Seiring dengan mahalnya kacang kedelai, para pedagang memutar otak untuk menjaga agar harga tempe tidak mengalami kenaikan, yakni salah satunya dengan mengurangi ukurannya.
Hal ini dibenarkan salah satu pedagang di Pasar Rumput, Jakarta Selatan. Menurutnya, ketika harga kedelai naik, para pengrajin tempe biasanya mengurangi ukurannya.
Dengan begitu, meskipun di tengah melemahnya nilai tukar Rupiah terhadap Dolar AS yang menyebabkan biaya impor kacang kedelai melesat, harga tempe masih terjangkau bagi masyarakat.
"Sekarang (harga tempe dan tahu) masih stabil saja.
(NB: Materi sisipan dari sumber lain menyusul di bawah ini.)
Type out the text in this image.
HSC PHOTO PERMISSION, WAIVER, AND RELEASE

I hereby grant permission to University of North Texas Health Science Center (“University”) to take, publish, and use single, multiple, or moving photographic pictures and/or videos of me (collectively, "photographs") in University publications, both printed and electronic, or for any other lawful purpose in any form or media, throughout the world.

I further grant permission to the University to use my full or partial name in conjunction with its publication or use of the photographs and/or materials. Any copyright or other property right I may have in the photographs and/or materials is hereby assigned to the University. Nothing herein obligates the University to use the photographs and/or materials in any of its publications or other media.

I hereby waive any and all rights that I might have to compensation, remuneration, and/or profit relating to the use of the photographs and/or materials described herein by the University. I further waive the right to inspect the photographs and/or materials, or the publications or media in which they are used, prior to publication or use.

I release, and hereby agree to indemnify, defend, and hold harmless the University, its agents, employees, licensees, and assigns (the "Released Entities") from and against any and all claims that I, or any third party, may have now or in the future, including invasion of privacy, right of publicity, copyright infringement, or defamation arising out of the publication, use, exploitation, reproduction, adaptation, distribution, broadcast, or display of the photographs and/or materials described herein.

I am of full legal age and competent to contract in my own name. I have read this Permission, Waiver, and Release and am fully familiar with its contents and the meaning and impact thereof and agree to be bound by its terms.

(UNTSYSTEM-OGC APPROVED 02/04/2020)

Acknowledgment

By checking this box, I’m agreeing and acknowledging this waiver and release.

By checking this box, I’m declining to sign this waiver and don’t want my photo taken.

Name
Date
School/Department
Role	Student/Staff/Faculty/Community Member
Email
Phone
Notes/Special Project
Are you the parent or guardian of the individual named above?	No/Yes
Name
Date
Walaupun naik ya sedikit, tempe kan juga bisa diolah, maksudnya bisa dikurangin, tapi harganya tetap. Misalnya harga kedelai naik, ya, dikurangin, harganya biasa," ungkapnya saat ditemui kumparan, Sabtu (23/5).
Senada, para pedagang tempe di Pasar Senen, Jakarta Pusat, juga mengakali kenaikan harga kacang kedelai dengan mengubah ukuran tempe. Salah satunya dilakukan oleh Rizki, yang menjajakan tempe hasil olahannya sendiri.
Dia menyebutkan, harga kedelai saat ini merangkak naik dari biasanya Rp 950.000 atau Rp 970.000 per kuintal kini mencapai Rp 1.100.000 per kuintal. Sementara harga tempe masih stabil sekitar Rp 10.000 per papan.
"Paling ukurannya dikecilin sedikit. Itu diinisiatif biar harganya masih terjangkau, dikecilin sedikit. Kalau saya bikin tempe doang, diantisipasi biar harganya enggak terlalu naik banget, harganya masih terjangkau," jelas Rizki.
Rizki menjelaskan ukuran tempe dikurangi sekitar 5 persen lebih kecil dari ukuran normal. Namun, ketika harga kedelai mulai membaik, maka ukurannya disesuaikan kembali. Dia berharap normalisasi harga dapat terjadi dalam waktu dekat, sebab para pelanggannya mulai mengeluh.
"Jangan sampai terlalu tinggi banget (harga kedelai) kalau bisa. Beberapa orang ada (yang mengeluh), ya, kurang dari biasanya saja gitu, tampak penampilannya ada beda," tuturnya.
Keuntungan Merosot demi Pertahankan Harga dan Ukuran TempeSementara itu, pedagang tempe di Pasar Senen lainnya, Ramadani, menyebutkan belum ada rencana mengecilkan ukuran tempe dan menaikkan harganya. Namun, dia mengorbankan keuntungannya yang merosot.
"Harga biasa saja, ukuran normal tetap. Soalnya bagaimana lagi, pelanggan pada komplain, kok, sekarang kecil," ujarnya saat berbincang dengan kumparan.
Keuntungannya, kata Ramadani, bisa menurun hingga 30 persen. Pasalnya, beban yang ditanggungnya tidak hanya karena kenaikan harga kedelai, namun juga mahalnya harga plastik.
"Jadi kita tetap diusahain ukuran sama, cuman untung menipis dikit lah, yang penting masih kebahagiaan. Untung jadi 70 persen, kita kan belum sama kantong plastik lagi mahal juga kan," ungkap Ramadani.
Dia menyebutkan kondisi sulit ini masih bertahan sejak bulan Ramadan tahun ini. Hingga sekarang, katanya, belum ada tanda-tanda harga kedelai membaik kembali.
Menurutnya, harga tempe dan tahu dikendalikan secara nasional oleh paguyuban pedagang dan produsen. Jika kondisi memburuk dari sekarang, bisa saja para produsen tempe atau tahu melakukan mogok kerja.
"Kalau udah kompak mah pada mogok biasanya seluruh Indonesia enggak ada tahu tempe selama tiga hari gitu. (Sekarang) belum denger sih, tergantung ketua paguyubannya, selagi harga kacangnya masih konsisten segini yang masih bisa bertahan," jelasnya.